On 9th June 2023, the US, with Australia, Canada, Japan, New Zealand, and the United Kingdom issued a statement that began with the sentence: “The use of trade-related economic coercion and non-market-oriented policies and practices threatens and undermines the rules-based multilateral trading system and harms relations between countries”.
Less than six months later, however, on 1st November, the US announced a plan to delist Gabon, Niger, Uganda, and Central African Republic (CAR) from a special trade scheme it has with up to 35 African countries known as the Africa Growth and Opportunity Act (AGOA). The announcement came a day before the start of the 2023 AGOA forum in South Africa, designed to discuss a potential renewal of AGOA from 2025 onwards. By blacklisting these countries the US was using AGOA as a stick, a tool of economic coercion to achieve political objectives. The problem is, not only was this hypocritical but AGOA has never been a big enough economic carrot. Both these factors – if not addressed – pose major challenges to US foreign policy going forward.

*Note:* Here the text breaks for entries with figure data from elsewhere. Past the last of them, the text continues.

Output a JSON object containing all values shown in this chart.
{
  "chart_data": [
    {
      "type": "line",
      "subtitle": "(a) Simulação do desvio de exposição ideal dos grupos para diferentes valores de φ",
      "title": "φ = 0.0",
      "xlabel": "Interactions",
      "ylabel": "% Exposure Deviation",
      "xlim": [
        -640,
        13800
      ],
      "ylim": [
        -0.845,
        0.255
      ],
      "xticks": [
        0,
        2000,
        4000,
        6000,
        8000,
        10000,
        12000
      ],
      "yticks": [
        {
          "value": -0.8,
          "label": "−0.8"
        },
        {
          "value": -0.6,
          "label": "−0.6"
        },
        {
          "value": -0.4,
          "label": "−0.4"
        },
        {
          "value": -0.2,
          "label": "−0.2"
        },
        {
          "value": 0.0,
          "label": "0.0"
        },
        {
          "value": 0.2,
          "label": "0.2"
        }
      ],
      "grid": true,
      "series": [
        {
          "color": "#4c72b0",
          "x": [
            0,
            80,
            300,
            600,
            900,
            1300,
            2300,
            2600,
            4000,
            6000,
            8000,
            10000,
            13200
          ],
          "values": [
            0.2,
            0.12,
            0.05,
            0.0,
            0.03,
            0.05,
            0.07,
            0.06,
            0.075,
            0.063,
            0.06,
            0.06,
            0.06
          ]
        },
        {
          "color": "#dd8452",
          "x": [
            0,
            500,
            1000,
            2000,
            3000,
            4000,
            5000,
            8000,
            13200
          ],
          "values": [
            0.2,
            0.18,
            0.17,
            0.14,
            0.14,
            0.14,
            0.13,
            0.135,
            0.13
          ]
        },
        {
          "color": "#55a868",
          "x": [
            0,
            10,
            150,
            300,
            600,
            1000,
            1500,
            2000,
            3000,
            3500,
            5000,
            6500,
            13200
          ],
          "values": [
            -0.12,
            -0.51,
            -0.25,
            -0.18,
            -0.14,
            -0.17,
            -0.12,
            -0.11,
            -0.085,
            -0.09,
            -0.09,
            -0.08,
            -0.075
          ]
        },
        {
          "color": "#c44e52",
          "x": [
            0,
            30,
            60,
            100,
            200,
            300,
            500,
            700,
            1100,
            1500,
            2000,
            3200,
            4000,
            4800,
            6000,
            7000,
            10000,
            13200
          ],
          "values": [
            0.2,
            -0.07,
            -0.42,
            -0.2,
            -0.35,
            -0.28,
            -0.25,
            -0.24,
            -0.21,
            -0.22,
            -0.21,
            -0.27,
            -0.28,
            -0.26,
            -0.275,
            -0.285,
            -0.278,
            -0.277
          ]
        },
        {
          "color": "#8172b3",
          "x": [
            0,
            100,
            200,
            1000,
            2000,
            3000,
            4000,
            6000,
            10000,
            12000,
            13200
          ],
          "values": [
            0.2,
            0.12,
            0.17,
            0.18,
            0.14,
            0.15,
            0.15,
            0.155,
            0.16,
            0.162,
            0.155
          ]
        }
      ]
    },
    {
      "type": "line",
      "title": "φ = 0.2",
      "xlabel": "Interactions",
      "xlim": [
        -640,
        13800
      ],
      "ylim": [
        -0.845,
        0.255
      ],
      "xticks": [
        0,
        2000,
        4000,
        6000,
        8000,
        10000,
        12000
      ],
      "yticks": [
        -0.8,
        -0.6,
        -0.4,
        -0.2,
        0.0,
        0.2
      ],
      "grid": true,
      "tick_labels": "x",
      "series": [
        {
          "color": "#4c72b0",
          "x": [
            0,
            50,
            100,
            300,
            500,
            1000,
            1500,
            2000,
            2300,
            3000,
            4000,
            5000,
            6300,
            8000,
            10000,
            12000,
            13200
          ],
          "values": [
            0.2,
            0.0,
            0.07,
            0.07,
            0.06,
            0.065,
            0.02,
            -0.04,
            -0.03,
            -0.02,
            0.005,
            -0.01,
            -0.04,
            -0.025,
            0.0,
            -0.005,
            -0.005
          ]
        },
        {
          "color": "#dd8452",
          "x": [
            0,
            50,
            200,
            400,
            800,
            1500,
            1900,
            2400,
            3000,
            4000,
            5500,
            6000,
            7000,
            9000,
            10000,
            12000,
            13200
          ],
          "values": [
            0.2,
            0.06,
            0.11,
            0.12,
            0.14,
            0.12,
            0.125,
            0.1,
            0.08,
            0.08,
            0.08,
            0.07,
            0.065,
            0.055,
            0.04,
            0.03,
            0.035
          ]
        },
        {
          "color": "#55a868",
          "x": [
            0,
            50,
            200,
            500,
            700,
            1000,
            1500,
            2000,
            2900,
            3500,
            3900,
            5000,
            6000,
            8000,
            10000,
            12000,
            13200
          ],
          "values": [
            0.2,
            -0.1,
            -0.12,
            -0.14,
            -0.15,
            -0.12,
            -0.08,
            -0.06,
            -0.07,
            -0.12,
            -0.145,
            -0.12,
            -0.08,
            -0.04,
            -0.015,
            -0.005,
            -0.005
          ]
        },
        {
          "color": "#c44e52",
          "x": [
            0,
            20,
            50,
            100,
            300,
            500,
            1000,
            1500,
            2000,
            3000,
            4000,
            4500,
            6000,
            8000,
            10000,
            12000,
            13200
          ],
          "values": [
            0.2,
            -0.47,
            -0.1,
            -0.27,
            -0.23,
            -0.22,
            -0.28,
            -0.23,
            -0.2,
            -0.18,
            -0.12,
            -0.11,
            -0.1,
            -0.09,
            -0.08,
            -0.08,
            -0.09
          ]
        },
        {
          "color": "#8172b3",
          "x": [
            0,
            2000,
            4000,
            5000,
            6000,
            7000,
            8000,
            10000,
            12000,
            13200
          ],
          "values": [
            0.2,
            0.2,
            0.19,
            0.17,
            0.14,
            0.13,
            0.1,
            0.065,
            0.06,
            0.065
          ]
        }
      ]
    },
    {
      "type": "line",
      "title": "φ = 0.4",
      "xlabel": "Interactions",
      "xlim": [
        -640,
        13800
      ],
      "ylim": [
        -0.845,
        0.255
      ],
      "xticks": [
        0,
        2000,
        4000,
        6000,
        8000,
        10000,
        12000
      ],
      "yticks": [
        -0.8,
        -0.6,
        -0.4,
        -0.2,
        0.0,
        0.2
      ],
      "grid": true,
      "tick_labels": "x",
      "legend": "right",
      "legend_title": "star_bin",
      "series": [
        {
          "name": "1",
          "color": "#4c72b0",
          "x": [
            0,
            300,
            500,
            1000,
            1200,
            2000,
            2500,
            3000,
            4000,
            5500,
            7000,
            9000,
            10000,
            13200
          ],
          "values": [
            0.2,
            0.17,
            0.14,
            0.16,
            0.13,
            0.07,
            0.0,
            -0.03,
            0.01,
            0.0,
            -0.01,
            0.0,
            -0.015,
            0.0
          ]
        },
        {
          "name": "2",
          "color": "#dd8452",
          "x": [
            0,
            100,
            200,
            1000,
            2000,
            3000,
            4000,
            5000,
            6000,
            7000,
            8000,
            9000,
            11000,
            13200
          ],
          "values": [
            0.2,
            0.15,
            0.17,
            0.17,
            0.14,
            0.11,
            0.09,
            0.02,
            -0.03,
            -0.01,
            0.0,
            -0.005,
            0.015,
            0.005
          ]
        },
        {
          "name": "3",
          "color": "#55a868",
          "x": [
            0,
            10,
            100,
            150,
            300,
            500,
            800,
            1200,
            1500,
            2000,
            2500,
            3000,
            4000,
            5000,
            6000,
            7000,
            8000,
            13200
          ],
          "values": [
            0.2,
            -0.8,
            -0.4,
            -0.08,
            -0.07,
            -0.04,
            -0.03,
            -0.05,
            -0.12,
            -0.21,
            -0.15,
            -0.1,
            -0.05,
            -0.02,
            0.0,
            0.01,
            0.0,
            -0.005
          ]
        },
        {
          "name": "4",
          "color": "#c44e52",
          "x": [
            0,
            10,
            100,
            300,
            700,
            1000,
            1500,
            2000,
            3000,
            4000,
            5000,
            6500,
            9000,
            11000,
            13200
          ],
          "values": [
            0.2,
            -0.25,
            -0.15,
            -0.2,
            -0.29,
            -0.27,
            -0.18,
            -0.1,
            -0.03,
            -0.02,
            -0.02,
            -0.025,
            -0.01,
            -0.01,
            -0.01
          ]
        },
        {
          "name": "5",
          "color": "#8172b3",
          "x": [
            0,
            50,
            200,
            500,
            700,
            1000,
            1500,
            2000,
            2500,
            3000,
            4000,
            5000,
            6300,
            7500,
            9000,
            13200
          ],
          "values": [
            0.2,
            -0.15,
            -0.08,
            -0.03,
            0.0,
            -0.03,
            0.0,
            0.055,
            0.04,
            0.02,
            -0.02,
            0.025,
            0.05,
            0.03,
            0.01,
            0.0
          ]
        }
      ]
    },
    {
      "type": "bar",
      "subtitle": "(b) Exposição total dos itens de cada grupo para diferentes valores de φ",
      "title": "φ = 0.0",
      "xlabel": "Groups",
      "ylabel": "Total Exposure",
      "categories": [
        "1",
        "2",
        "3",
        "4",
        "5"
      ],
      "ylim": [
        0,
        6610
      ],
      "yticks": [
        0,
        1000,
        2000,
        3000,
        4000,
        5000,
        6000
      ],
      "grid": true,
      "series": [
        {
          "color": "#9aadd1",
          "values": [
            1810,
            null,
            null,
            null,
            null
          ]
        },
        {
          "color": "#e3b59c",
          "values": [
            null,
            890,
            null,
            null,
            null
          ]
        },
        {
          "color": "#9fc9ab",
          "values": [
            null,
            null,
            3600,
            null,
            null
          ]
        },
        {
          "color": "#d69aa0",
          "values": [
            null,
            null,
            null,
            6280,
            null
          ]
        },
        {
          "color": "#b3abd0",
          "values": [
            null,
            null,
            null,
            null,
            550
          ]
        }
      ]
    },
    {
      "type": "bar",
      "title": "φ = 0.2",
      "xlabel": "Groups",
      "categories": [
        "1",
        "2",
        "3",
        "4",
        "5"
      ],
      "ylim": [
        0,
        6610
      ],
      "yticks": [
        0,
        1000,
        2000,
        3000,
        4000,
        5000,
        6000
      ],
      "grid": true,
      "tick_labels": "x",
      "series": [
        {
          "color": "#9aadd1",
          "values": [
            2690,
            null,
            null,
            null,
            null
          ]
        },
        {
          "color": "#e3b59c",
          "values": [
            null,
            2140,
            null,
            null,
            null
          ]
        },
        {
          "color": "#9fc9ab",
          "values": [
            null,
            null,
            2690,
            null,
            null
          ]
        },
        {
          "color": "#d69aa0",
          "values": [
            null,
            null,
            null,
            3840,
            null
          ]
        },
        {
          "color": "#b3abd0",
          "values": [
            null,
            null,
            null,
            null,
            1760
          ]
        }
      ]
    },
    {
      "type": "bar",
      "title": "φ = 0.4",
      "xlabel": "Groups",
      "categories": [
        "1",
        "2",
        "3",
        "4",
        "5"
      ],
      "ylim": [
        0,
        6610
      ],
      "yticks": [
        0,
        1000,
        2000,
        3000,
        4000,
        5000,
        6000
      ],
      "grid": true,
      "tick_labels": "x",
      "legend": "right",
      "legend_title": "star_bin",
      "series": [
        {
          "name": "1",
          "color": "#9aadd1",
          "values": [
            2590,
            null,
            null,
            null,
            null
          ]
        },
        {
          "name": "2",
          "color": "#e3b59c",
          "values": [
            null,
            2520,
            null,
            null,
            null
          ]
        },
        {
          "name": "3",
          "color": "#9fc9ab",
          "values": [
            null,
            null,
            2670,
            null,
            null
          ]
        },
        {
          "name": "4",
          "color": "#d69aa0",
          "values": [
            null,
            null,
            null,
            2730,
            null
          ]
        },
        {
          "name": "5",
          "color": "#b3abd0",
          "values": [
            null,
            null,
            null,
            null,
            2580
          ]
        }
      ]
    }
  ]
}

AGOA has grown limited African exports
Since its inception in 2000, the innovative trade scheme AGOA has offered preferential market access opportunity for eligible African countries, and for an extensive range of products including manufactured items, not just commodities. For these reasons, and especially before the introduction of the African Continental Free Trade Area (AfCFTA), it is an excellent scheme in principle, and can even be seen as a model for other development partners.
However, for various reasons, two decades later, much of AGOA’s success has been concentrated in a few countries and a few industries and sectors. For instance, Kenya and Lesotho boast some of the highest AGOA utilization rates: the share of their exports to the U.S. that qualify for zero-tariff treatment is 88 per cent for Kenya, and as high as 99 per cent for Lesotho. However, both nations’ exports to the U.S. were mostly apparel items.
Conversely, over the same period, nearly half of all beneficiary countries have a utilization rate of 2% or lower, implying that 98 percent of U.S. imports from such countries were subject to US tariffs. As a result of this, for instance, a model designed by an economist to predict the impact of AGOA not being renewed for South Africa or South Africa losing AGOA benefits (for example due to blacklisting) suggests that at worst, South Africa’s total exports to the US would fall by about 2.7%. “In aggregate, a loss of AGOA would lead to a decline in SA’s GDP of just 0.06%.” This remarkably small effect is ascribed to two factors — “the nominally higher tariffs on SA exports to the US and the composition of SA’s export basket.”
This challenge has been borne out in reality, for instance in Ethiopia, a country that the US blacklisted from AGOA in 2021 due to “gross violations of internationally recognized human rights.” In 2021, 93.1 per cent of all apparel from AGOA countries entered under the AGOA programme. That figure dropped to 68.3 per cent in 2022 due to Ethiopia’s exports entering the US outside of the AGOA programme. This means that Ethiopian goods had strong demand even without preferential treatment. There is no doubt that Ethiopia is better inside AGOA than out, but the competitiveness of its exports meant being cut off from AGOA was a pinch, not a punch.
Perhaps most damning, figures show that AGOA has made little inroads in expanding the market in absolute or relative terms for African countries in the US since its inception. African exports to the US as a percentage of overall US imports have declined from 2.27 percent in 2000 to 1.06% per cent as of 2022. The fact is, Africa’s trade with China, the EU and India have all eclipsed US–Africa trade since then.